Journée internationale des droits des femmes : les 10 pires pays en matière d'égalité femmes-hommes

Journée internationale des droits des femmes : les 10 pires pays en matière d'égalité femmes-hommes

  Chaque année, le World Economic Forum publie un rapport sur les inégalités entre les femmes et les hommes dans 144 pays du monde.

 
 

Ce jeudi 8 mars, c'est la Journée internationale des droits des femmes. Chaque année, le World Economic Forum mesure les égalités entre les femmes et les hommes dans 144 pays du monde et dans quatre secteurs clés : la santé, l'éducation, la politique et la participation économique. En 2017, selon les résultats de ce rapport, les inégalités se sont creusées dans 60 pays et l'écart entre les hommes et les femmes ne se résorbera qu'en... 2234. La France se classe à une très belle douzième place bien loin cependant des trois grands leaders : l'Islande, la Norvège et la Finlande. Mais quels pays se trouvent au fond du classement ?

135e du classement : la Jordanie où les femmes n'ont obtenu le droit de vote qu'en 1974 et où aucune loi ne prône une égalité des salaires.

136e du classement : le Maroc où les femmes ne peuvent tout simplement pas hériter.

137e du classement : le Liban où comme au Maroc, les femmes ne peuvent pas hériter et où il n'existe pas non plus de loi sur l'égalité des salaires.

138e du classement : l'Arabie Saoudite en léger progrès puisque les femmes ont, depuis 2015, le droit de voter aux élections municipales et peuvent conduire depuis 2017.

139e ex aequo du classement : le Mali où les femmes n'ont pas le droit d'hériter, pas le droit de posséder des terres et ne sont pas protégées par des lois sur les salaires ou la discrimination à l'embauche.
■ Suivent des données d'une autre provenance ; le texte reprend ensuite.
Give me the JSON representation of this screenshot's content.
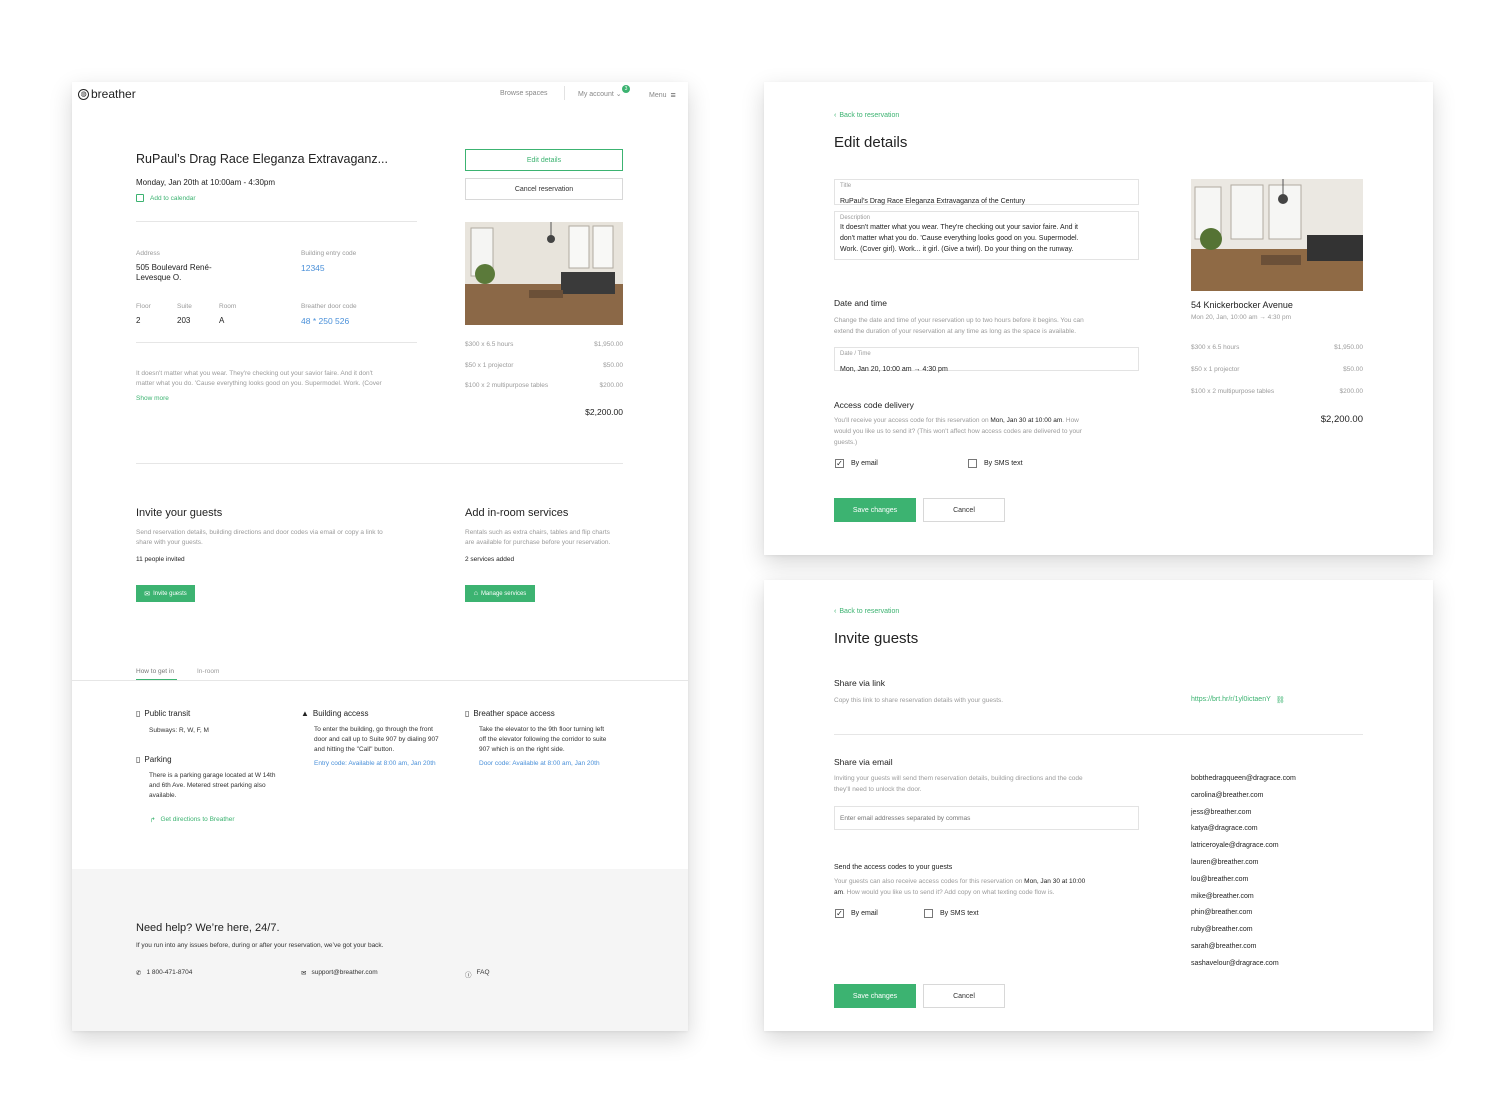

139e ex aequo du classement : l'Iran où comme au Mali les femmes ne peuvent pas pleinement bénéficier de biens personnels ou de terres.

141e du classement : le Tchad où les petites filles ont beaucoup moins accès à l'école que les petits garçons.

142e du classement : la Syrie où il est impossible pour une femme d'hériter et d'espérer avoir le même salaire qu'un homme.

143e du classement : c'est le paradoxe de cette étude. Le Pakistan est classé à l'avant-dernière place à cause notamment de lois restrictives sur l'embauche des femmes mais a connu une femme à sa tête en la personne de Benazir Bhutto en 2007.

144e du classement : dernière place de cette étude pour le Yémen où les femmes n'ont que partiellement le droit à des services financiers.